The pope’s repeated reminder to young people at World Youth Day in Lisbon, Portugal, that there is room in the church for “todos, todos, todos” — everyone, everyone, everyone — also flows from that basic conviction that every person is loved by God. That love comes first — before a person acts on it or even accepts it.

“What Pope Francis has done with his bold ‘the church is for everyone’ message is show that the church exists to communicate the unconditional love of God for all his creatures, and that our conversion begins with embracing that truth,” Ivereigh told Catholic News Service.

“We do not earn God’s love by changing but change by accepting God’s love,” he said. “That’s hard for us, because we prefer to believe that what is of value must be earned or deserved.”

That temptation, he said, can be seen “in much of the reaction to ‘Fiducia Supplicans,’” the document of the Dicastery for the Doctrine of the Faith that opened the possibility for priests and other ministers to give non-liturgical blessings to gay and other couples not married in the church.

“People find it hard to accept that we are all blessable,” he said, thinking instead that “we must first change in order to belong.”

But, Ivereigh said, “like St. Ignatius, Pope Francis goes the other way. No, he says: First you belong. Then, as you absorb that truth, you will change.”
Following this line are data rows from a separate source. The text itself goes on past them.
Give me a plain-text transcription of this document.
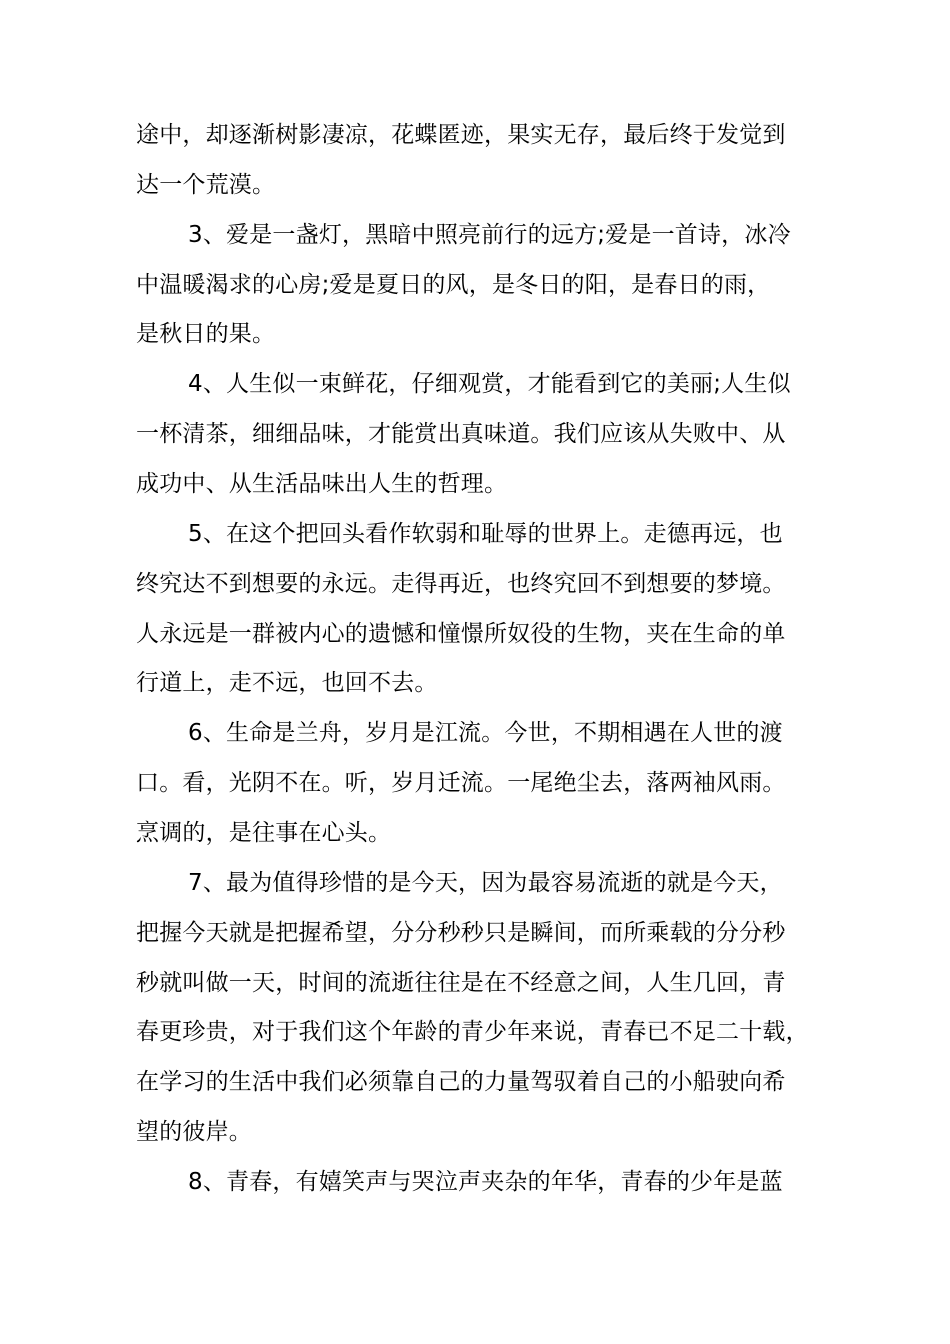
途中，却逐渐树影凄凉，花蝶匿迹，果实无存，最后终于发觉到
达一个荒漠。
3、爱是一盏灯，黑暗中照亮前行的远方;爱是一首诗，冰冷
中温暖渴求的心房;爱是夏日的风，是冬日的阳，是春日的雨，
是秋日的果。
4、人生似一束鲜花，仔细观赏，才能看到它的美丽;人生似
一杯清茶，细细品味，才能赏出真味道。我们应该从失败中、从
成功中、从生活品味出人生的哲理。
5、在这个把回头看作软弱和耻辱的世界上。走德再远，也
终究达不到想要的永远。走得再近，也终究回不到想要的梦境。
人永远是一群被内心的遗憾和憧憬所奴役的生物，夹在生命的单
行道上，走不远，也回不去。
6、生命是兰舟，岁月是江流。今世，不期相遇在人世的渡
口。看，光阴不在。听，岁月迁流。一尾绝尘去，落两袖风雨。
烹调的，是往事在心头。
7、最为值得珍惜的是今天，因为最容易流逝的就是今天，
把握今天就是把握希望，分分秒秒只是瞬间，而所乘载的分分秒
秒就叫做一天，时间的流逝往往是在不经意之间，人生几回，青
春更珍贵，对于我们这个年龄的青少年来说，青春已不足二十载，
在学习的生活中我们必须靠自己的力量驾驭着自己的小船驶向希
望的彼岸。
8、青春，有嬉笑声与哭泣声夹杂的年华，青春的少年是蓝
Ivereigh pairs major documents by the pope with each part of the “belonging,” showing a progressive development of the theme throughout Pope Francis’ pontificate: the 2013 “The Joy of the Gospel” emphasizing belonging to God; the 2015 “Laudato Si’, On Care for Our Common Home,” about belonging to creation; and the 2020 “Fratelli Tutti, on Fraternity and Social Friendship,” exploring how people belong to each other.
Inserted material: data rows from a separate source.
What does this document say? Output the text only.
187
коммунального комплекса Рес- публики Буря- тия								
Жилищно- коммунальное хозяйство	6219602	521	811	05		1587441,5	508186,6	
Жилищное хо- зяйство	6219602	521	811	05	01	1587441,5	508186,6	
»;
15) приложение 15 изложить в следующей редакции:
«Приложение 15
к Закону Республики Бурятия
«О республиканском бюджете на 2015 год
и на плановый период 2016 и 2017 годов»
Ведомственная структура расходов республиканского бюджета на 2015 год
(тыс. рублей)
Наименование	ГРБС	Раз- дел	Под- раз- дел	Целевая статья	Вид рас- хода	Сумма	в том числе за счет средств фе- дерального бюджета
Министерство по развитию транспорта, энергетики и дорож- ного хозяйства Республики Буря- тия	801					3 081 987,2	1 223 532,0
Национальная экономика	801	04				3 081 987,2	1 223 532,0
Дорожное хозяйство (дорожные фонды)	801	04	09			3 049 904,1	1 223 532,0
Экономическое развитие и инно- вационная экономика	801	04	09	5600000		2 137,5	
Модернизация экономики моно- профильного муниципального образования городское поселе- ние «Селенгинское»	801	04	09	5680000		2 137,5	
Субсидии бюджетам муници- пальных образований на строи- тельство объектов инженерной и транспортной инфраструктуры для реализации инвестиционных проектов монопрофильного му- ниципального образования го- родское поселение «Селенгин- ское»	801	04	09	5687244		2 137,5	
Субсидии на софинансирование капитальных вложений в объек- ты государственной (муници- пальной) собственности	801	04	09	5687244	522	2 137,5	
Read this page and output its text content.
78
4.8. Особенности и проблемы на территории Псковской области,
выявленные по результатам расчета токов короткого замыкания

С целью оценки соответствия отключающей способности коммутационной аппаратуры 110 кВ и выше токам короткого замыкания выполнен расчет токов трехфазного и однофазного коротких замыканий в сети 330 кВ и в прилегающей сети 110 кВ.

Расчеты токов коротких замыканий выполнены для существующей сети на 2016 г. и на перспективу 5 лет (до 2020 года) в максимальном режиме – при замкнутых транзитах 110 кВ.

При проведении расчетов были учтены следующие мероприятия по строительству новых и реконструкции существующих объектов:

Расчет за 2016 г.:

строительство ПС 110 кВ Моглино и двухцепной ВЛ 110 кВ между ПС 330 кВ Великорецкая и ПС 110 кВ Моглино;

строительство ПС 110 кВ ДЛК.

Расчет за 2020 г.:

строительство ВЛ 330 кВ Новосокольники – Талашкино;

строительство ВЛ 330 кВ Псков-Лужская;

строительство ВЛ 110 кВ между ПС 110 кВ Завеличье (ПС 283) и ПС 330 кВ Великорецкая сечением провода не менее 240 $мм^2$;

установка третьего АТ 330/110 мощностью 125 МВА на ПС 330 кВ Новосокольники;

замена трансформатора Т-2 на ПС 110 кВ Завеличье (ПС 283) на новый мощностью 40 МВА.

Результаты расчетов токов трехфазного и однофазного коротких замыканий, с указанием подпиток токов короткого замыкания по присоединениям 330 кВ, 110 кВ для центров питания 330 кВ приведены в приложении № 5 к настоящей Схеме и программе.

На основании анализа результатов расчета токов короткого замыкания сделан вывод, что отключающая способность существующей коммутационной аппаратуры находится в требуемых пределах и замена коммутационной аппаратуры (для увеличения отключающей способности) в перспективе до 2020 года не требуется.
In his foreword, Pope Francis wrote that to help people resist the temptation to reject “our belonging to God and to each other,” the church offers prayers and spiritual practices, including confession, the regular celebration of the Eucharist and spiritual retreats.

In the full 30-day Spiritual Exercises of St. Ignatius, Ivereigh said, the saint “urges weekly confession and Eucharist,” but he also dedicates the whole first week “to meditating on sin and God’s mercy,” themes that stand out in Pope Francis’ personal journey of faith and in his preaching.

“We meditate on these not to ‘wallow’ but the opposite: to realize that we need our Savior, and that God’s mercy is the real power in this world,” Ivereigh said.

The book also includes repeated references to Pope Francis’ homilies during the height of the COVID-19 pandemic and how he used them to emphasize humanity’s belonging to God, to each other and to the created world.

Grasping those connections, the pope had said, would determine whether humanity would come out of the pandemic better or worse off than before.

“I don’t think anyone would say that the world is better now than in 2019,” Ivereigh told CNS. “I think most people, including Pope Francis, would say the opposite. We seem to be in a dark time that is set to get darker, and in many ways, we’ve doubled down and gone backward.”

“But I think Francis would also want to point to some of the signs of hope: for example, the awakening to abuse, the concern for our common home, the awareness of suffering and inequality — all these were maybe helped by COVID,” he said.

“But in any case, our hope as Christians doesn’t assume that the world will get better,” Ivereigh said. The last chapter of his book, focused on Jesus’ passion and death, “is called ‘The Triumph of Failure’ because in human, worldly terms we might not see success at all, but God will use our apparently fruitless actions to bring about redemption.”